Zuletzt geändert am 1 April 2026
Das Heimtrainer-Fahrrad
Ich war nun seit einigen Tagen „wach“ (laut Pflegetagebuch etwa um den 7. März 2021), und die Ärzte hatten entschieden, dass ich damit beginnen müsse, die Muskulatur wiederherzustellen, die in diesen Monaten fast vollständig verschwunden war.
Morgens kam ein sehr junger, sportlicher Mann, der meine Gliedmaßen nahm und sie passiv bewegte, da ich nicht die Kraft hatte, irgendetwas außer meiner Hand zu bewegen.
In dieser Zeit war ich auch besorgt, weil ich keinerlei Gefühl in den unteren Gliedmaßen und im rechten Arm hatte; das machte mir große Angst und versetzte mich in eine sehr düstere und pessimistische Stimmung.
Eines Nachmittags kam er jedoch mit einem Mini-Heimtrainer und stellte ihn auf das Bett.
Ich wusste nicht, ob ich lachen oder weinen sollte – wie sollte ich in die Pedale treten, wenn ich nicht einmal meine Beine spürte?
Er nahm meine Beine und band die Füße mit einem Klettverschluss an den Pedalen fest, dann schaltete er das Gerät ein, und plötzlich trat ich in die Pedale … oder besser gesagt, die Maschine ließ mich treten, ohne dass ich praktisch etwas dazu tat.
Es war jedoch ein weiterer Meilenstein, den ich erreicht hatte.
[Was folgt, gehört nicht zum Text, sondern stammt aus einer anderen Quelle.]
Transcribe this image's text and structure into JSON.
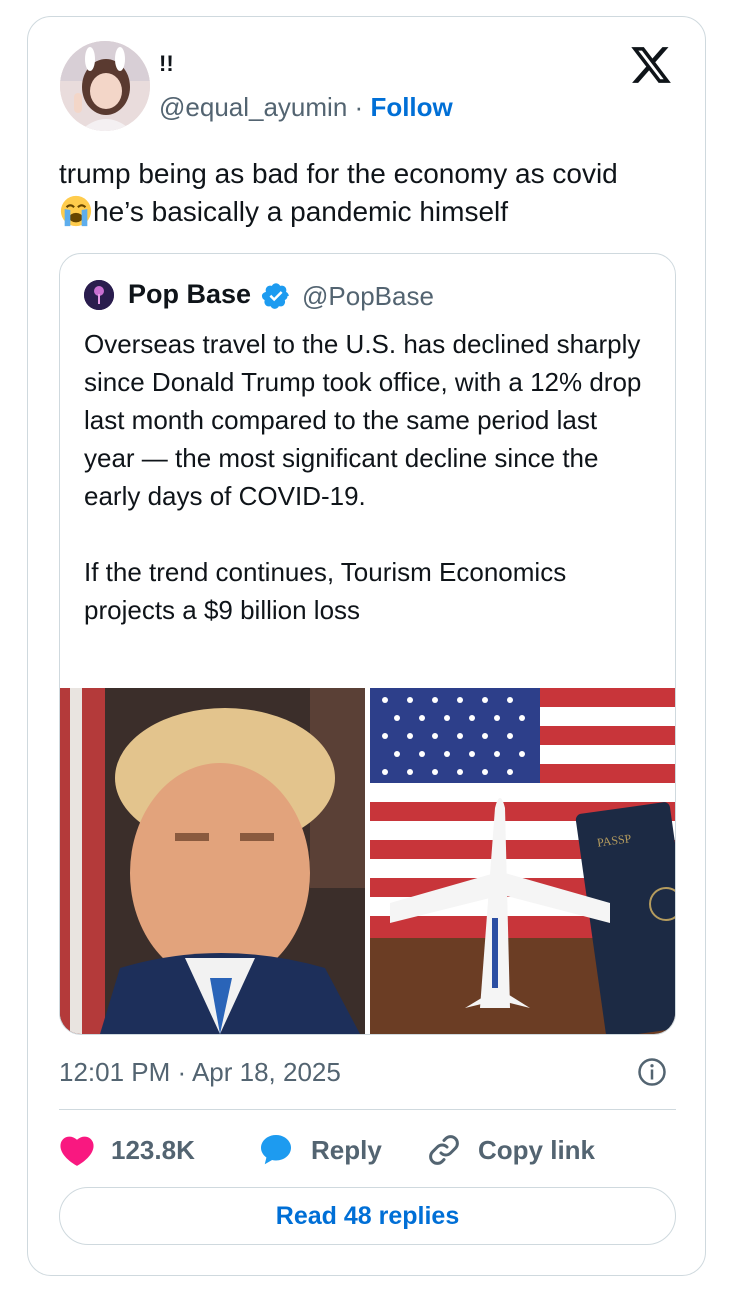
{
  "author": {
    "display_name": "!!",
    "handle": "@equal_ayumin",
    "separator": "·",
    "follow_label": "Follow"
  },
  "tweet": {
    "text_before_emoji": "trump being as bad for the economy as covid",
    "emoji": "loudly-crying-face",
    "text_after_emoji": "he’s basically a pandemic himself"
  },
  "quoted_tweet": {
    "display_name": "Pop Base",
    "handle": "@PopBase",
    "text": "Overseas travel to the U.S. has declined sharply since Donald Trump took office, with a 12% drop last month compared to the same period last year — the most significant decline since the early days of COVID-19.\n\nIf the trend continues, Tourism Economics projects a $9 billion loss",
    "media": [
      {
        "name": "portrait-photo"
      },
      {
        "name": "flag-airplane-passport-photo",
        "passport_text": "PASSP"
      }
    ]
  },
  "timestamp": "12:01 PM · Apr 18, 2025",
  "actions": {
    "like_count": "123.8K",
    "reply_label": "Reply",
    "copy_link_label": "Copy link"
  },
  "read_replies_label": "Read 48 replies",
  "colors": {
    "link_blue": "#006fd6",
    "like_pink": "#f91880",
    "reply_blue": "#1d9bf0",
    "muted": "#536471",
    "border": "#cfd9de"
  }
}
Es waren allesamt sehr kleine Fortschritte, und dieser Zustand machte mich ungeduldig und demoralisiert, weil ich nicht mehr schaffte. Ich war an konkretere Ziele gewöhnt, und diese erschienen mir fast „nutzlos“. Aber nach und nach, wie mir alle immer wieder sagten, begannen sich erste Verbesserungen zu zeigen, wenn auch nur sehr kleine; ein Ziel, das mir noch fehlte, war es, wieder selbstständig essen zu können und nicht mehr über diese Sonde.
Ausflüge an die frische Luft mit Carmen
Inzwischen konnte ich sogar stundenweise im Sessel sitzen.
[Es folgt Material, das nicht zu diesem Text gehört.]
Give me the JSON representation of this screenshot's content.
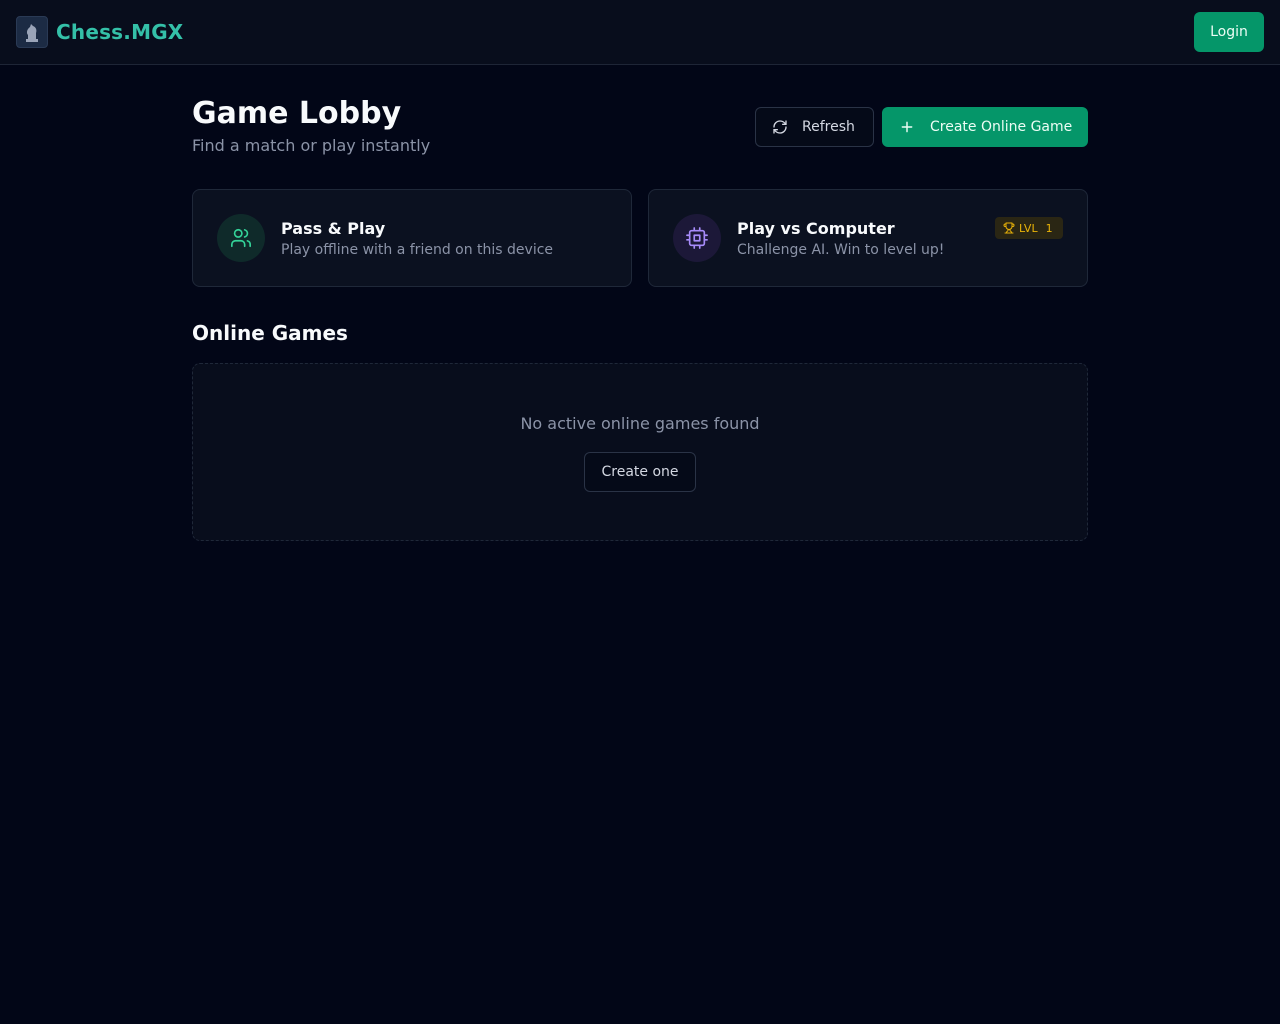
{
  "header": {
    "logo_icon": "knight-chess-icon",
    "brand": "Chess.MGX",
    "login_label": "Login"
  },
  "lobby": {
    "title": "Game Lobby",
    "subtitle": "Find a match or play instantly",
    "refresh_label": "Refresh",
    "refresh_icon": "refresh-icon",
    "create_label": "Create Online Game",
    "create_icon": "plus-icon"
  },
  "modes": [
    {
      "title": "Pass & Play",
      "description": "Play offline with a friend on this device",
      "icon": "users-icon",
      "accent": "#34d399"
    },
    {
      "title": "Play vs Computer",
      "description": "Challenge AI. Win to level up!",
      "icon": "cpu-icon",
      "accent": "#a78bfa",
      "badge": {
        "icon": "trophy-icon",
        "text": "LVL",
        "level": "1",
        "color": "#eab308"
      }
    }
  ],
  "online": {
    "title": "Online Games",
    "empty_text": "No active online games found",
    "create_one_label": "Create one"
  },
  "colors": {
    "background": "#020617",
    "accent_green": "#059669",
    "brand_teal": "#34c0a8"
  }
}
Ich verbrachte meine Zeit damit, neugierig zu beobachten, was die Pflegekräfte taten, wohlwissend, dass meine Kenntnisse als ehemaliger professioneller Rettungssanitäter mich sehr kritisch bei der Beurteilung der verschiedenen medizinischen Abläufe, der Reihenfolge der Handlungen und der Vorgehensweisen machten.
Nach einigen Tagen wurde die Routine jedoch langweilig und die Zeit verging nur mühsam.
Eines Morgens kam zu meiner großen Überraschung eine Krankenschwester namens Carmen zu mir und schlug vor, nach draußen an die frische Luft zu gehen. Im ersten Moment erschrak ich; der Wechsel von der Intensivstation an die frische Luft war keineswegs selbstverständlich, und ich hatte noch nie von einem Verfahren oder einer Therapie gehört, die einen solchen Schritt vorsah.
Ehrlich gesagt war ich ängstlich: Auf der Intensivstation wurde ich kontrolliert und überwacht, ich hatte das Beatmungsgerät in Reichweite und alles, was mich im Falle eines unvorhergesehenen Ereignisses am Leben erhalten konnte. Aber was würde passieren, wenn mir etwas außerhalb der Intensivstation, ja sogar außerhalb des Krankenhauses zustieße?
Carmen beruhigte mich sofort; sie hatte das Oximeter griffbereit, und zudem würden wir die Sauerstoffflasche mitnehmen. Ich hatte Angst, aber ich konnte es kaum erwarten, meine Nase nach draußen zu strecken und die Frische und Temperatur der Außenluft zu spüren und vielleicht sogar einige Düfte wahrzunehmen.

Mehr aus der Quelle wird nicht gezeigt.